P.S.: Be careful if you start throwing exceptions across dll boundaries. This will work quiet well if you fulfill some design creterions on windows OS but will fail on some others.
If the C API exists and is mature, bypassing the CRT internally by using pure Win32 API stuff gets you half the way. The other half is making sure the DLL's user uses the corresponding Win32 API functions. This will make your API less portable, in both use and documentation. Also, even if you go this way with memory allocation, where both the CRT functions and the Win32 ones deal with void*, you're still in trouble with the file stuff - Win32 API uses handles, and knows nothing about the FILE structure.
I'm not quite sure what are the limitations of the FILE*, but I assume the problem is the same as with CRT allocations across modules. MSVCRT uses Win32 internally to handle the file operations, and the underlying file handle can be used from every module within the same process. What might not work is closing a file that was opened by another module, which involves freeing the FILE structure on a possibly different CRT.

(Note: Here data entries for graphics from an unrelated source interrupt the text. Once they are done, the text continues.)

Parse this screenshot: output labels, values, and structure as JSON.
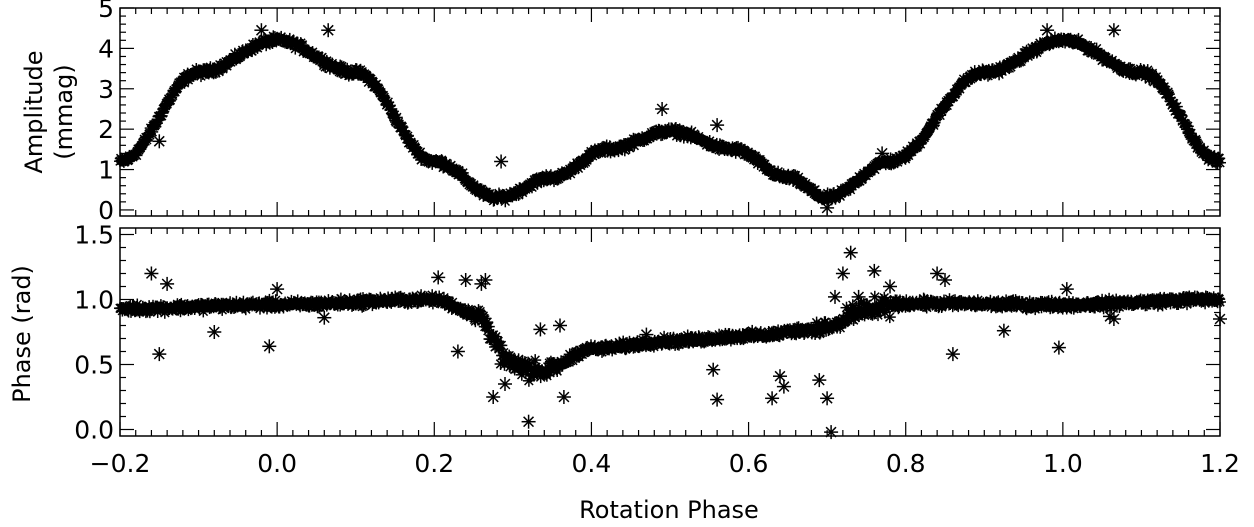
{
  "chart_data": [
    {
      "panel": "top",
      "type": "scatter",
      "ylabel": "Amplitude",
      "ylabel_unit": "(mmag)",
      "xlim": [
        -0.2,
        1.2
      ],
      "ylim": [
        -0.15,
        5.0
      ],
      "yticks": [
        "0",
        "1",
        "2",
        "3",
        "4",
        "5"
      ],
      "ytick_values": [
        0,
        1,
        2,
        3,
        4,
        5
      ],
      "marker": "asterisk",
      "curve": {
        "description_points_x": [
          -0.2,
          -0.1,
          0.0,
          0.1,
          0.2,
          0.28,
          0.35,
          0.42,
          0.5,
          0.58,
          0.65,
          0.7,
          0.78,
          0.9,
          1.0,
          1.1,
          1.2
        ],
        "description_points_y": [
          1.2,
          3.4,
          4.2,
          3.4,
          1.2,
          0.3,
          0.8,
          1.5,
          1.95,
          1.5,
          0.8,
          0.3,
          1.2,
          3.4,
          4.2,
          3.4,
          1.2
        ]
      },
      "outliers": {
        "x": [
          0.285,
          0.065,
          -0.02,
          0.49,
          0.7,
          1.065,
          0.56,
          0.77,
          -0.15,
          0.98
        ],
        "y": [
          1.2,
          4.45,
          4.45,
          2.5,
          0.05,
          4.45,
          2.1,
          1.4,
          1.7,
          4.45
        ]
      }
    },
    {
      "panel": "bottom",
      "type": "scatter",
      "ylabel": "Phase (rad)",
      "xlabel": "Rotation Phase",
      "xlim": [
        -0.2,
        1.2
      ],
      "ylim": [
        -0.05,
        1.55
      ],
      "xticks": [
        "−0.2",
        "0.0",
        "0.2",
        "0.4",
        "0.6",
        "0.8",
        "1.0",
        "1.2"
      ],
      "xtick_values": [
        -0.2,
        0.0,
        0.2,
        0.4,
        0.6,
        0.8,
        1.0,
        1.2
      ],
      "yticks": [
        "0.0",
        "0.5",
        "1.0",
        "1.5"
      ],
      "ytick_values": [
        0.0,
        0.5,
        1.0,
        1.5
      ],
      "marker": "asterisk",
      "curve": {
        "description_points_x": [
          -0.2,
          0.0,
          0.2,
          0.25,
          0.3,
          0.34,
          0.4,
          0.5,
          0.6,
          0.7,
          0.75,
          0.8,
          1.0,
          1.2
        ],
        "description_points_y": [
          0.93,
          0.96,
          1.0,
          0.9,
          0.5,
          0.45,
          0.62,
          0.68,
          0.72,
          0.78,
          0.92,
          0.97,
          0.96,
          1.0
        ]
      },
      "outliers": {
        "x": [
          -0.16,
          -0.15,
          -0.14,
          -0.08,
          -0.01,
          0.0,
          0.06,
          0.205,
          0.23,
          0.24,
          0.26,
          0.265,
          0.275,
          0.29,
          0.32,
          0.335,
          0.36,
          0.365,
          0.47,
          0.555,
          0.56,
          0.63,
          0.64,
          0.645,
          0.69,
          0.7,
          0.705,
          0.71,
          0.72,
          0.73,
          0.74,
          0.76,
          0.78,
          0.84,
          0.85,
          0.86,
          0.925,
          0.995,
          1.005,
          1.06,
          1.065,
          1.2
        ],
        "y": [
          1.2,
          0.58,
          1.12,
          0.75,
          0.64,
          1.08,
          0.86,
          1.17,
          0.6,
          1.15,
          1.12,
          1.15,
          0.25,
          0.35,
          0.06,
          0.77,
          0.8,
          0.25,
          0.73,
          0.46,
          0.23,
          0.24,
          0.41,
          0.33,
          0.38,
          0.24,
          -0.02,
          1.02,
          1.2,
          1.36,
          1.02,
          1.22,
          1.1,
          1.2,
          1.15,
          0.58,
          0.76,
          0.63,
          1.08,
          0.87,
          0.85,
          0.85
        ]
      }
    }
  ]
}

What I would do, if changing the API is still an option, is export cleanup functions for any possible "object" created within the DLL. These cleanup functions will handle the disposal of the given object in the way that corresponds to the way it was created within that DLL. This will also make the DLL absolutely portable in terms of usage. The only worry you'll have then is making sure the DLL's user does indeed use your cleanup functions rather than the regular CRT ones. This can be done using several tricks, which deserve another question...